BUIDL is still held by a small group of approved investors. RWA.xyz lists only 113 holders, even though the fund is near $2.87 billion. That says a lot. This is not a retail product spreading through thousands of wallets. The latest Avalanche increase probably came from one or a few large allocations. Counter to the usual advice, I would not read the holder count as weakness by itself. In this corner of the market, concentration may simply mean the institutions arrived before the interface caught up. Institutions first. Everyone else later, maybe.
What this means
BlackRock’s BUIDL growth on Avalanche shows that institutional crypto activity is getting more practical and less slogan-heavy. A $436 million weekly increase on one chain for a tokenized Treasury fund suggests large investors see a use case here: faster movement and better collateral options. Also, exposure to familiar assets without holding native crypto. Is this overkill for a niche product? Not when the product is near $2.87 billion and one network just crossed $900 million. It also gives Avalanche a stronger claim in the RWA market, alongside Ethereum. For crypto investors, the takeaway is not that volatility disappears. Please. But more Treasury-backed capital on-chain could put a steadier layer under parts of the market, especially in lending systems and collateral systems.

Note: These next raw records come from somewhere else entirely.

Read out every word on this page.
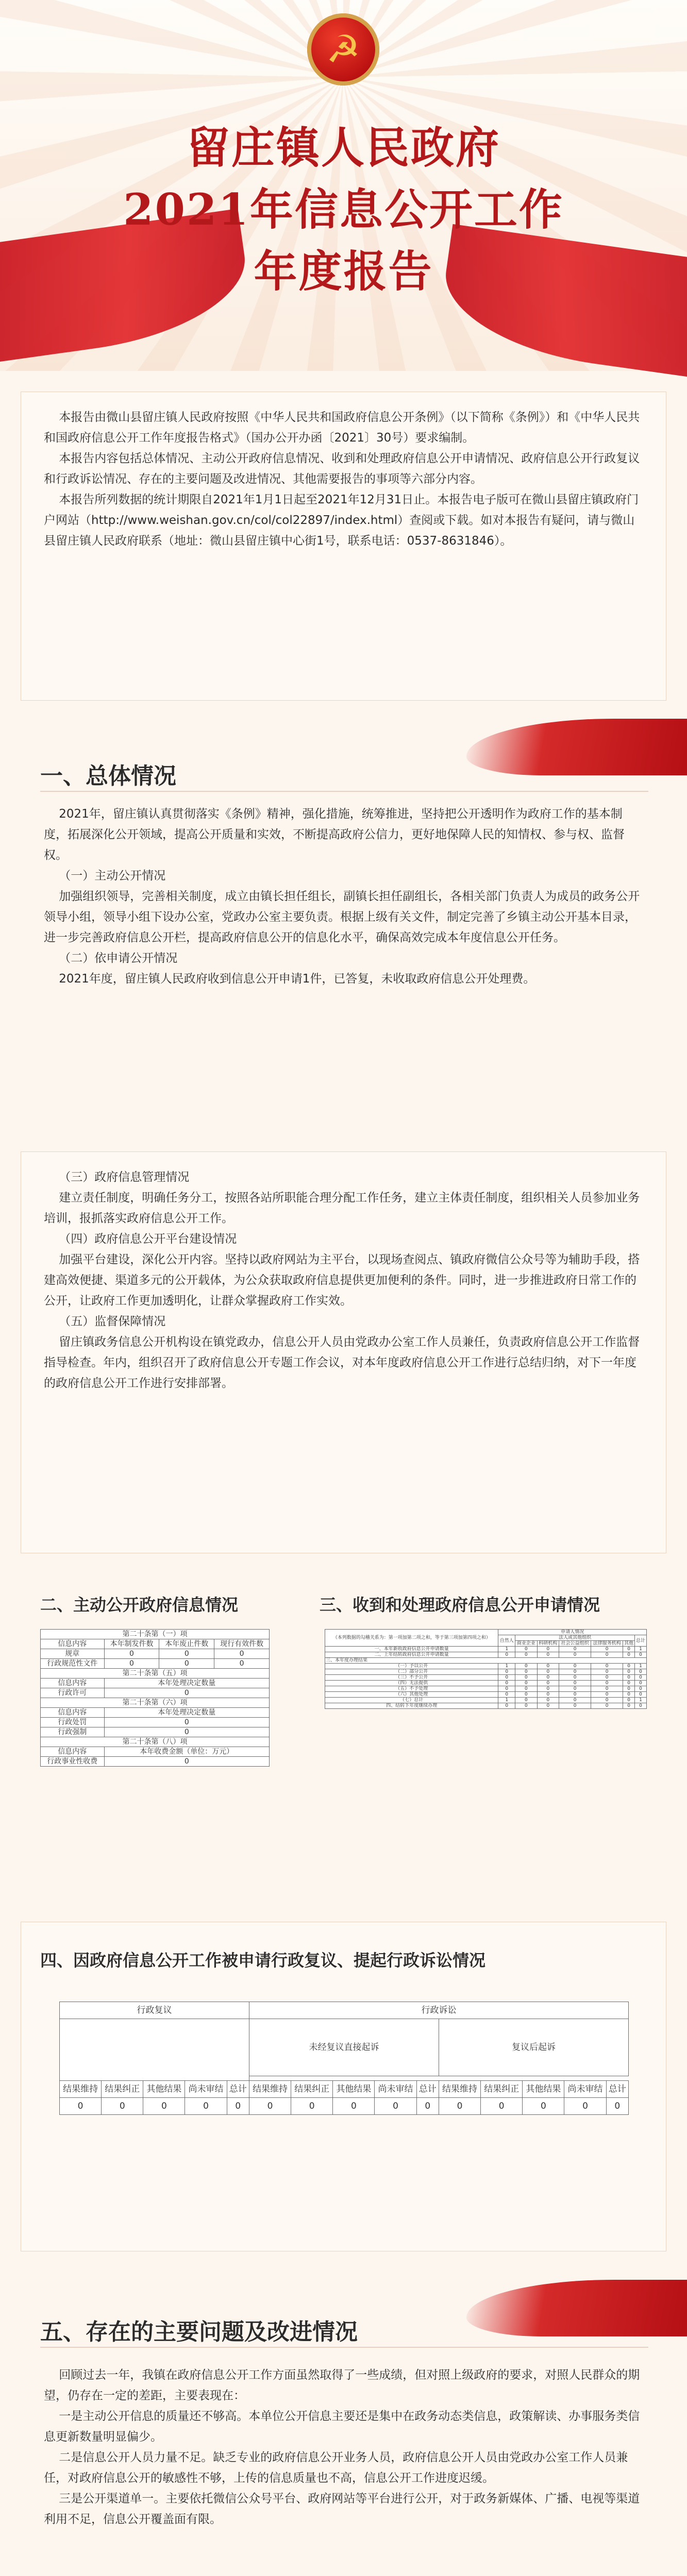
☭
留庄镇人民政府
2021年信息公开工作
年度报告
本报告由微山县留庄镇人民政府按照《中华人民共和国政府信息公开条例》（以下简称《条例》）和《中华人民共和国政府信息公开工作年度报告格式》（国办公开办函〔2021〕30号）要求编制。
本报告内容包括总体情况、主动公开政府信息情况、收到和处理政府信息公开申请情况、政府信息公开行政复议和行政诉讼情况、存在的主要问题及改进情况、其他需要报告的事项等六部分内容。
本报告所列数据的统计期限自2021年1月1日起至2021年12月31日止。本报告电子版可在微山县留庄镇政府门户网站（http://www.weishan.gov.cn/col/col22897/index.html）查阅或下载。如对本报告有疑问，请与微山县留庄镇人民政府联系（地址：微山县留庄镇中心街1号，联系电话：0537-8631846）。
一、总体情况
2021年，留庄镇认真贯彻落实《条例》精神，强化措施，统筹推进，坚持把公开透明作为政府工作的基本制度，拓展深化公开领域，提高公开质量和实效，不断提高政府公信力，更好地保障人民的知情权、参与权、监督权。
（一）主动公开情况
加强组织领导，完善相关制度，成立由镇长担任组长，副镇长担任副组长，各相关部门负责人为成员的政务公开领导小组，领导小组下设办公室，党政办公室主要负责。根据上级有关文件，制定完善了乡镇主动公开基本目录，进一步完善政府信息公开栏，提高政府信息公开的信息化水平，确保高效完成本年度信息公开任务。
（二）依申请公开情况
2021年度，留庄镇人民政府收到信息公开申请1件，已答复，未收取政府信息公开处理费。
（三）政府信息管理情况
建立责任制度，明确任务分工，按照各站所职能合理分配工作任务，建立主体责任制度，组织相关人员参加业务培训，报抓落实政府信息公开工作。
（四）政府信息公开平台建设情况
加强平台建设，深化公开内容。坚持以政府网站为主平台，以现场查阅点、镇政府微信公众号等为辅助手段，搭建高效便捷、渠道多元的公开载体，为公众获取政府信息提供更加便利的条件。同时，进一步推进政府日常工作的公开，让政府工作更加透明化，让群众掌握政府工作实效。
（五）监督保障情况
留庄镇政务信息公开机构设在镇党政办，信息公开人员由党政办公室工作人员兼任，负责政府信息公开工作监督指导检查。年内，组织召开了政府信息公开专题工作会议，对本年度政府信息公开工作进行总结归纳，对下一年度的政府信息公开工作进行安排部署。
二、主动公开政府信息情况	三、收到和处理政府信息公开申请情况
第二十条第（一）项			
信息内容	本年制发件数	本年废止件数	现行有效件数
规章	0	0	0
行政规范性文件	0	0	0
第二十条第（五）项			
信息内容	本年处理决定数量		
行政许可	0		
第二十条第（六）项			
信息内容	本年处理决定数量		
行政处罚	0		
行政强制	0		
第二十条第（八）项			
信息内容	本年收费金额（单位：万元）		
行政事业性收费	0		
（本列数据的勾稽关系为：第一项加第二项之和，等于第三项加第四项之和）	申请人情况						
	自然人	法人或其他组织					总计
		商业企业	科研机构	社会公益组织	法律服务机构	其他	
一、本年新收政府信息公开申请数量	1	0	0	0	0	0	1
二、上年结转政府信息公开申请数量	0	0	0	0	0	0	0
三、本年度办理结果							
（一）予以公开	1	0	0	0	0	0	1
（二）部分公开	0	0	0	0	0	0	0
（三）不予公开	0	0	0	0	0	0	0
（四）无法提供	0	0	0	0	0	0	0
（五）不予处理	0	0	0	0	0	0	0
（六）其他处理	0	0	0	0	0	0	0
（七）总计	1	0	0	0	0	0	1
四、结转下年度继续办理	0	0	0	0	0	0	0
四、因政府信息公开工作被申请行政复议、提起行政诉讼情况
行政复议					行政诉讼									
					未经复议直接起诉					复议后起诉				

结果维持	结果纠正	其他结果	尚未审结	总计	结果维持	结果纠正	其他结果	尚未审结	总计	结果维持	结果纠正	其他结果	尚未审结	总计
0	0	0	0	0	0	0	0	0	0	0	0	0	0	0
五、存在的主要问题及改进情况
回顾过去一年，我镇在政府信息公开工作方面虽然取得了一些成绩，但对照上级政府的要求，对照人民群众的期望，仍存在一定的差距，主要表现在：
一是主动公开信息的质量还不够高。本单位公开信息主要还是集中在政务动态类信息，政策解读、办事服务类信息更新数量明显偏少。
二是信息公开人员力量不足。缺乏专业的政府信息公开业务人员，政府信息公开人员由党政办公室工作人员兼任，对政府信息公开的敏感性不够，上传的信息质量也不高，信息公开工作进度迟缓。
三是公开渠道单一。主要依托微信公众号平台、政府网站等平台进行公开，对于政务新媒体、广播、电视等渠道利用不足，信息公开覆盖面有限。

The numbers to watch are BUIDL’s chain-by-chain split and Avalanche’s total RWA value. RWA.xyz is the place to track the distribution. Big moves between networks will say more than press releases. Avalanche’s total distributed RWA value already stands at $2.10 billion, up more than 58% in 30 days. Yes, this slightly contradicts the caution above: one weekly spike is not proof, but repeated chain-level inflows would be much harder to dismiss. If that keeps rising, especially with funds from other managers such as Franklin Templeton, Avalanche’s position gets harder to dismiss. I would also watch for new sBUIDL integrations in DeFi. Collateral use is where this gets interesting. Holding tokenized Treasuries is one thing. Borrowing against them inside live protocols is where traditional finance starts touching crypto in a way that actually matters.